I'm sure it's all in the interest of keeping Class A drugs and Class Z Central Americans out of the patria, but it can be a little intimidating, and for the seasoned traveller in these parts, a dispiriting reminder of the 80s. (A major flashback occurred when we stopped beside some heavily-camouflaged Mexican troops sitting behind a sandbag emplacement pointing a large, belt-fed machine gun at the coach.)
Back in Guatemala last time I had a flashlight shone in my face as someone shouted 'papeles papeles!' was way back in 2001.

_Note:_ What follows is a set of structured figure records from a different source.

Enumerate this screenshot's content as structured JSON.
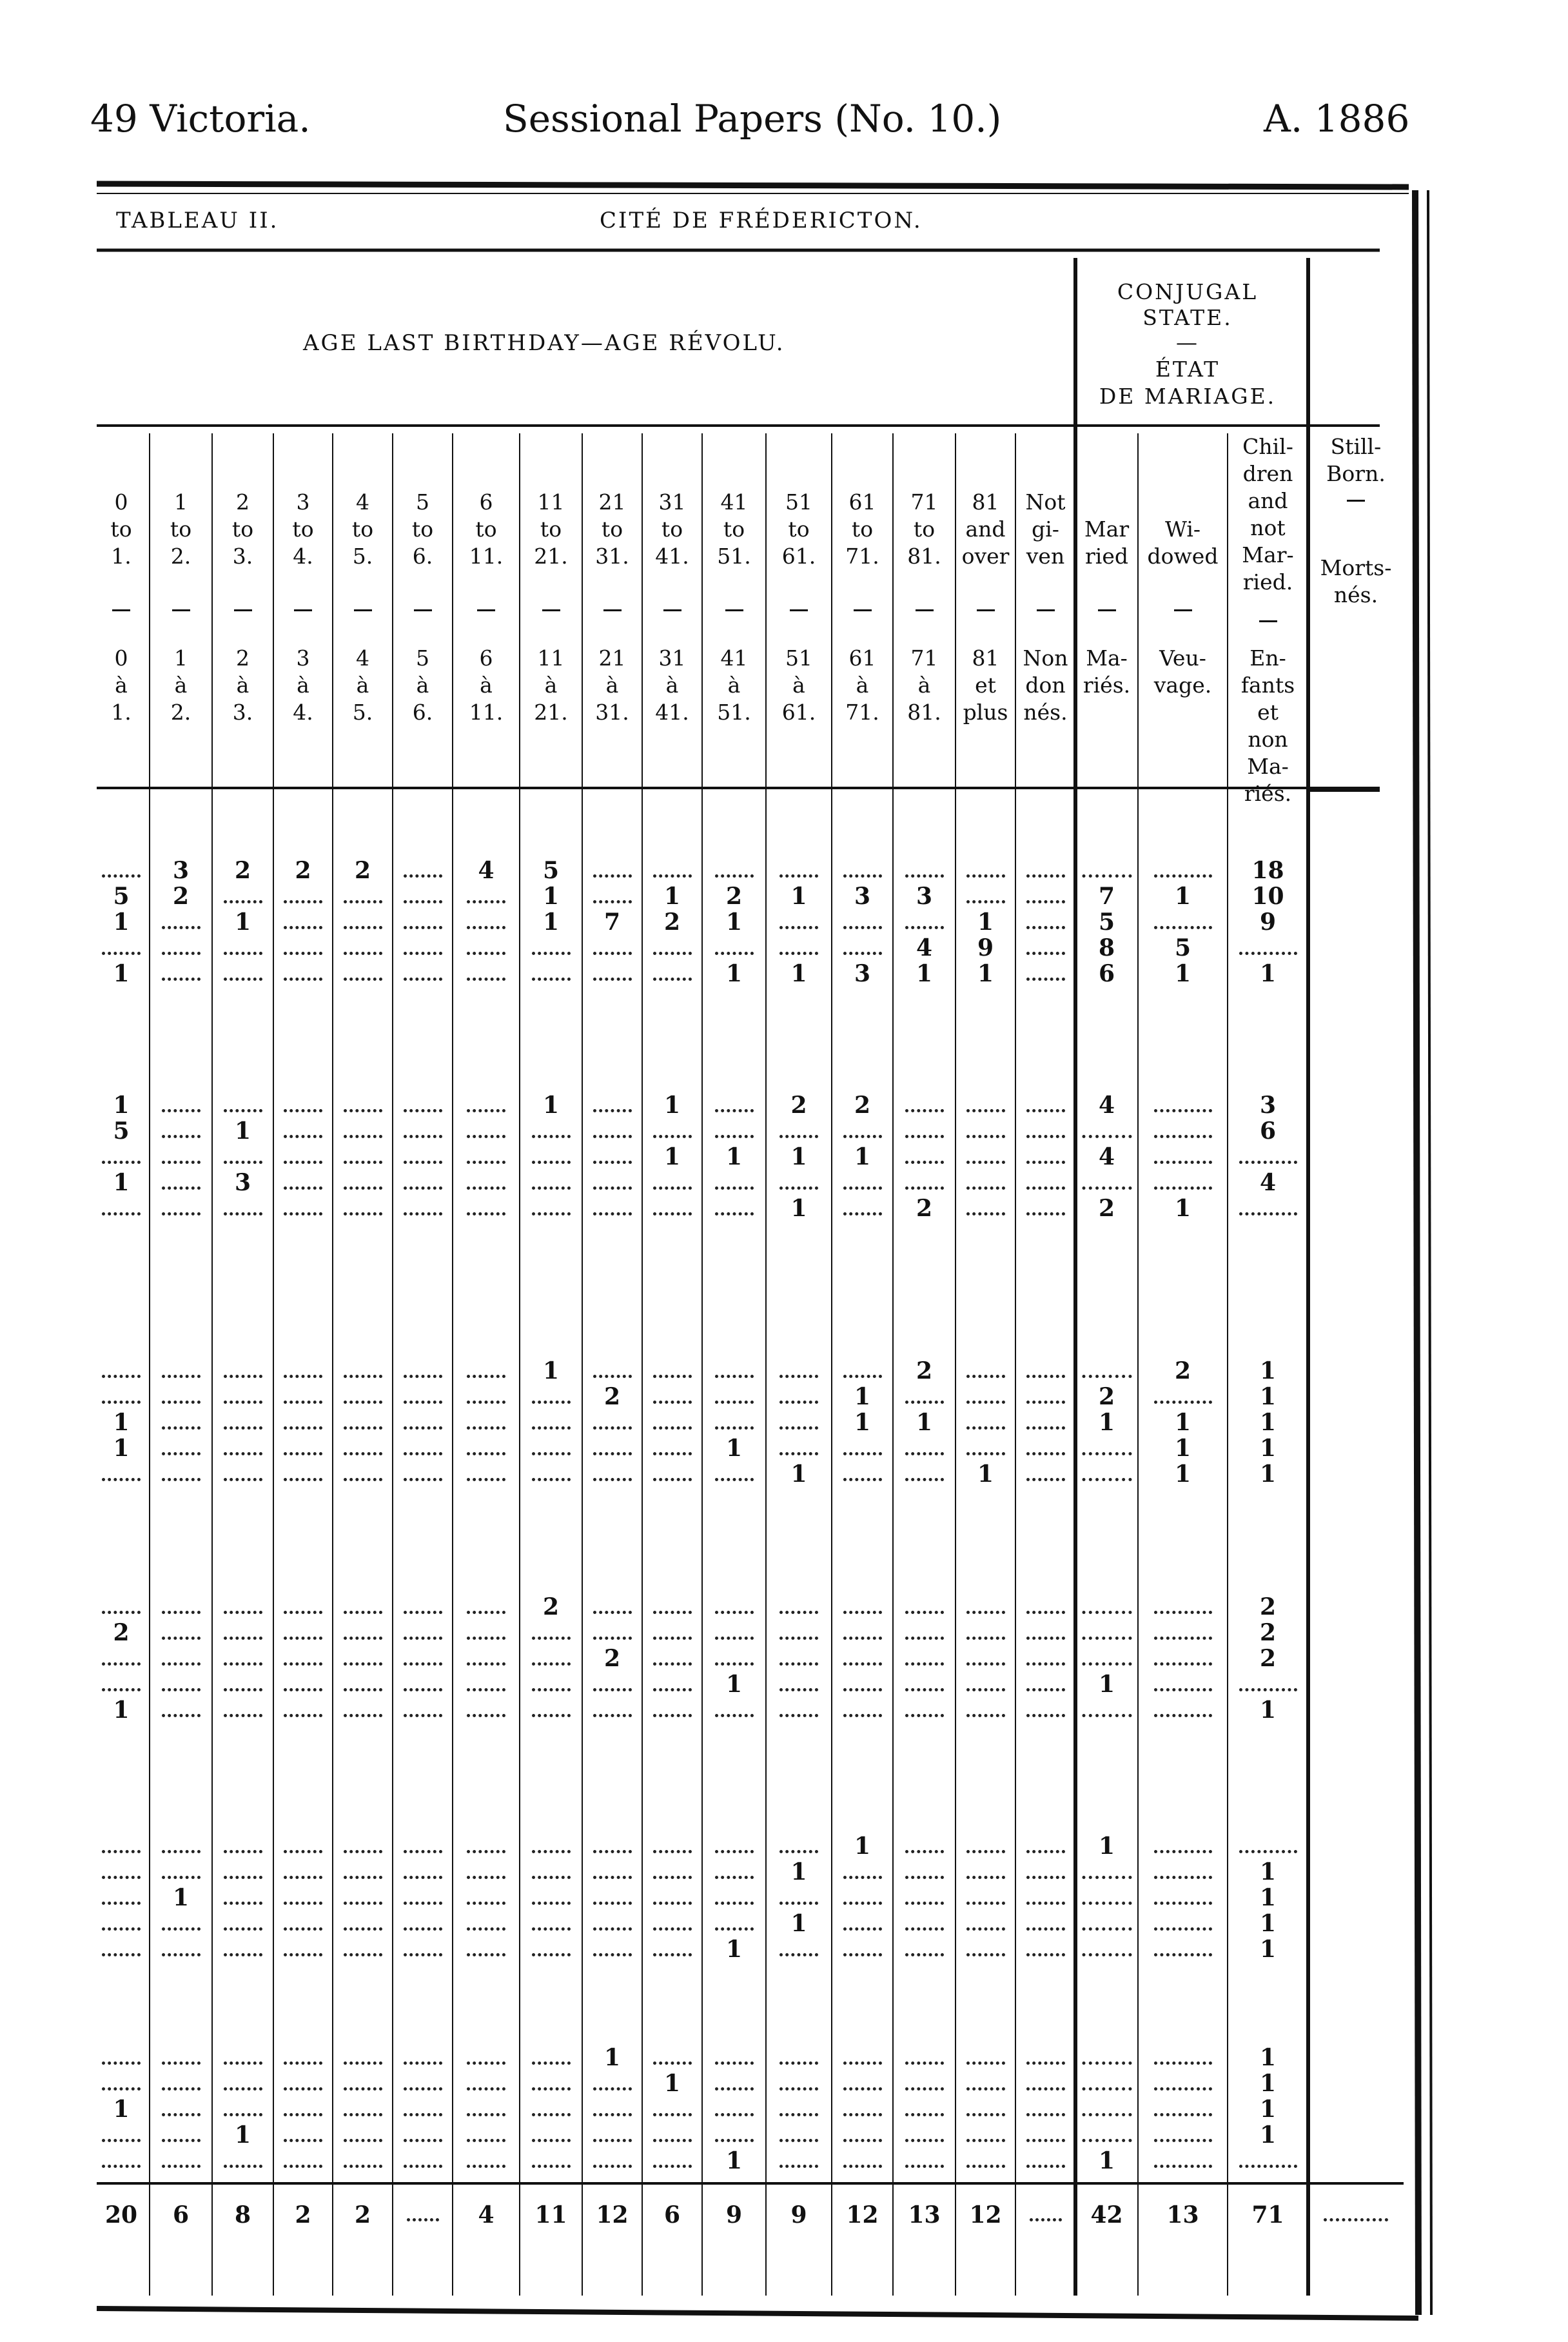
{
  "running_head": {
    "left": "49 Victoria.",
    "center": "Sessional Papers (No. 10.)",
    "right": "A. 1886"
  },
  "table_label": "TABLEAU II.",
  "table_title": "CITÉ DE FRÉDERICTON.",
  "age_header": "AGE LAST BIRTHDAY—AGE RÉVOLU.",
  "conjugal_header": [
    "CONJUGAL",
    "STATE.",
    "—",
    "ÉTAT",
    "DE MARIAGE."
  ],
  "columns": [
    {
      "en": [
        "0",
        "to",
        "1."
      ],
      "fr": [
        "0",
        "à",
        "1."
      ]
    },
    {
      "en": [
        "1",
        "to",
        "2."
      ],
      "fr": [
        "1",
        "à",
        "2."
      ]
    },
    {
      "en": [
        "2",
        "to",
        "3."
      ],
      "fr": [
        "2",
        "à",
        "3."
      ]
    },
    {
      "en": [
        "3",
        "to",
        "4."
      ],
      "fr": [
        "3",
        "à",
        "4."
      ]
    },
    {
      "en": [
        "4",
        "to",
        "5."
      ],
      "fr": [
        "4",
        "à",
        "5."
      ]
    },
    {
      "en": [
        "5",
        "to",
        "6."
      ],
      "fr": [
        "5",
        "à",
        "6."
      ]
    },
    {
      "en": [
        "6",
        "to",
        "11."
      ],
      "fr": [
        "6",
        "à",
        "11."
      ]
    },
    {
      "en": [
        "11",
        "to",
        "21."
      ],
      "fr": [
        "11",
        "à",
        "21."
      ]
    },
    {
      "en": [
        "21",
        "to",
        "31."
      ],
      "fr": [
        "21",
        "à",
        "31."
      ]
    },
    {
      "en": [
        "31",
        "to",
        "41."
      ],
      "fr": [
        "31",
        "à",
        "41."
      ]
    },
    {
      "en": [
        "41",
        "to",
        "51."
      ],
      "fr": [
        "41",
        "à",
        "51."
      ]
    },
    {
      "en": [
        "51",
        "to",
        "61."
      ],
      "fr": [
        "51",
        "à",
        "61."
      ]
    },
    {
      "en": [
        "61",
        "to",
        "71."
      ],
      "fr": [
        "61",
        "à",
        "71."
      ]
    },
    {
      "en": [
        "71",
        "to",
        "81."
      ],
      "fr": [
        "71",
        "à",
        "81."
      ]
    },
    {
      "en": [
        "81",
        "and",
        "over"
      ],
      "fr": [
        "81",
        "et",
        "plus"
      ]
    },
    {
      "en": [
        "Not",
        "gi-",
        "ven"
      ],
      "fr": [
        "Non",
        "don",
        "nés."
      ]
    },
    {
      "en": [
        "Mar",
        "ried"
      ],
      "fr": [
        "Ma-",
        "riés."
      ]
    },
    {
      "en": [
        "Wi-",
        "dowed"
      ],
      "fr": [
        "Veu-",
        "vage."
      ]
    },
    {
      "en": [
        "Chil-",
        "dren",
        "and",
        "not",
        "Mar-",
        "ried."
      ],
      "fr": [
        "En-",
        "fants",
        "et",
        "non",
        "Ma-",
        "riés."
      ]
    },
    {
      "en": [
        "Still-",
        "Born."
      ],
      "fr": [
        "Morts-",
        "nés."
      ]
    }
  ],
  "groups": [
    [
      [
        "",
        "3",
        "2",
        "2",
        "2",
        "",
        "4",
        "5",
        "",
        "",
        "",
        "",
        "",
        "",
        "",
        "",
        "",
        "",
        "18",
        ""
      ],
      [
        "5",
        "2",
        "",
        "",
        "",
        "",
        "",
        "1",
        "",
        "1",
        "2",
        "1",
        "3",
        "3",
        "",
        "",
        "7",
        "1",
        "10",
        ""
      ],
      [
        "1",
        "",
        "1",
        "",
        "",
        "",
        "",
        "1",
        "7",
        "2",
        "1",
        "",
        "",
        "",
        "1",
        "",
        "5",
        "",
        "9",
        ""
      ],
      [
        "",
        "",
        "",
        "",
        "",
        "",
        "",
        "",
        "",
        "",
        "",
        "",
        "",
        "4",
        "9",
        "",
        "8",
        "5",
        "",
        ""
      ],
      [
        "1",
        "",
        "",
        "",
        "",
        "",
        "",
        "",
        "",
        "",
        "1",
        "1",
        "3",
        "1",
        "1",
        "",
        "6",
        "1",
        "1",
        ""
      ]
    ],
    [
      [
        "1",
        "",
        "",
        "",
        "",
        "",
        "",
        "1",
        "",
        "1",
        "",
        "2",
        "2",
        "",
        "",
        "",
        "4",
        "",
        "3",
        ""
      ],
      [
        "5",
        "",
        "1",
        "",
        "",
        "",
        "",
        "",
        "",
        "",
        "",
        "",
        "",
        "",
        "",
        "",
        "",
        "",
        "6",
        ""
      ],
      [
        "",
        "",
        "",
        "",
        "",
        "",
        "",
        "",
        "",
        "1",
        "1",
        "1",
        "1",
        "",
        "",
        "",
        "4",
        "",
        "",
        ""
      ],
      [
        "1",
        "",
        "3",
        "",
        "",
        "",
        "",
        "",
        "",
        "",
        "",
        "",
        "",
        "",
        "",
        "",
        "",
        "",
        "4",
        ""
      ],
      [
        "",
        "",
        "",
        "",
        "",
        "",
        "",
        "",
        "",
        "",
        "",
        "1",
        "",
        "2",
        "",
        "",
        "2",
        "1",
        "",
        ""
      ]
    ],
    [
      [
        "",
        "",
        "",
        "",
        "",
        "",
        "",
        "1",
        "",
        "",
        "",
        "",
        "",
        "2",
        "",
        "",
        "",
        "2",
        "1",
        ""
      ],
      [
        "",
        "",
        "",
        "",
        "",
        "",
        "",
        "",
        "2",
        "",
        "",
        "",
        "1",
        "",
        "",
        "",
        "2",
        "",
        "1",
        ""
      ],
      [
        "1",
        "",
        "",
        "",
        "",
        "",
        "",
        "",
        "",
        "",
        "",
        "",
        "1",
        "1",
        "",
        "",
        "1",
        "1",
        "1",
        ""
      ],
      [
        "1",
        "",
        "",
        "",
        "",
        "",
        "",
        "",
        "",
        "",
        "1",
        "",
        "",
        "",
        "",
        "",
        "",
        "1",
        "1",
        ""
      ],
      [
        "",
        "",
        "",
        "",
        "",
        "",
        "",
        "",
        "",
        "",
        "",
        "1",
        "",
        "",
        "1",
        "",
        "",
        "1",
        "1",
        ""
      ]
    ],
    [
      [
        "",
        "",
        "",
        "",
        "",
        "",
        "",
        "2",
        "",
        "",
        "",
        "",
        "",
        "",
        "",
        "",
        "",
        "",
        "2",
        ""
      ],
      [
        "2",
        "",
        "",
        "",
        "",
        "",
        "",
        "",
        "",
        "",
        "",
        "",
        "",
        "",
        "",
        "",
        "",
        "",
        "2",
        ""
      ],
      [
        "",
        "",
        "",
        "",
        "",
        "",
        "",
        "",
        "2",
        "",
        "",
        "",
        "",
        "",
        "",
        "",
        "",
        "",
        "2",
        ""
      ],
      [
        "",
        "",
        "",
        "",
        "",
        "",
        "",
        "",
        "",
        "",
        "1",
        "",
        "",
        "",
        "",
        "",
        "1",
        "",
        "",
        ""
      ],
      [
        "1",
        "",
        "",
        "",
        "",
        "",
        "",
        "",
        "",
        "",
        "",
        "",
        "",
        "",
        "",
        "",
        "",
        "",
        "1",
        ""
      ]
    ],
    [
      [
        "",
        "",
        "",
        "",
        "",
        "",
        "",
        "",
        "",
        "",
        "",
        "",
        "1",
        "",
        "",
        "",
        "1",
        "",
        "",
        ""
      ],
      [
        "",
        "",
        "",
        "",
        "",
        "",
        "",
        "",
        "",
        "",
        "",
        "1",
        "",
        "",
        "",
        "",
        "",
        "",
        "1",
        ""
      ],
      [
        "",
        "1",
        "",
        "",
        "",
        "",
        "",
        "",
        "",
        "",
        "",
        "",
        "",
        "",
        "",
        "",
        "",
        "",
        "1",
        ""
      ],
      [
        "",
        "",
        "",
        "",
        "",
        "",
        "",
        "",
        "",
        "",
        "",
        "1",
        "",
        "",
        "",
        "",
        "",
        "",
        "1",
        ""
      ],
      [
        "",
        "",
        "",
        "",
        "",
        "",
        "",
        "",
        "",
        "",
        "1",
        "",
        "",
        "",
        "",
        "",
        "",
        "",
        "1",
        ""
      ]
    ],
    [
      [
        "",
        "",
        "",
        "",
        "",
        "",
        "",
        "",
        "1",
        "",
        "",
        "",
        "",
        "",
        "",
        "",
        "",
        "",
        "1",
        ""
      ],
      [
        "",
        "",
        "",
        "",
        "",
        "",
        "",
        "",
        "",
        "1",
        "",
        "",
        "",
        "",
        "",
        "",
        "",
        "",
        "1",
        ""
      ],
      [
        "1",
        "",
        "",
        "",
        "",
        "",
        "",
        "",
        "",
        "",
        "",
        "",
        "",
        "",
        "",
        "",
        "",
        "",
        "1",
        ""
      ],
      [
        "",
        "",
        "1",
        "",
        "",
        "",
        "",
        "",
        "",
        "",
        "",
        "",
        "",
        "",
        "",
        "",
        "",
        "",
        "1",
        ""
      ],
      [
        "",
        "",
        "",
        "",
        "",
        "",
        "",
        "",
        "",
        "",
        "1",
        "",
        "",
        "",
        "",
        "",
        "1",
        "",
        "",
        ""
      ]
    ]
  ],
  "totals": [
    "20",
    "6",
    "8",
    "2",
    "2",
    "",
    "4",
    "11",
    "12",
    "6",
    "9",
    "9",
    "12",
    "13",
    "12",
    "",
    "42",
    "13",
    "71",
    ""
  ]
}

Anyway, I'd thought this was my second journey along this road but then I recalled that somehow Surfer and I got back to Chetumal from Palenque in '88. Did we go all the way up to Campeche by bus before hitching that mad ride to the border, or did we knowledgeably hop off at the earlier crossroads? I can't remember...
In those days the military were everywhere. We'd exited Guatemala the (very) hard way, up to El Naranjo (Petén), and then via boat ride along the Rio San Pedro, which was a bit like the Apocalypse Now jungle-journey experience. Both the Mexican and Guatemalan armies were in gung-ho mode and indulged themselves by strewing the contents of our rucksacks on the ant-infested forest floor. Surfer had an alarm clock which one imaginative squadie took for the key element of a DIY bomb-making kit.
Anyway 'Checkpoint Carlitos' was one of the reasons I decided not to drive this time. That and the inherent difficulties of wet season roadtrips in this part of Mexico. Even the ADO GL coach took twelve hours to get from Tapachula (Chiapas) to Villahermosa (Tabasco).
Pictured: Tapachula's cute little Moorish-style bandstand.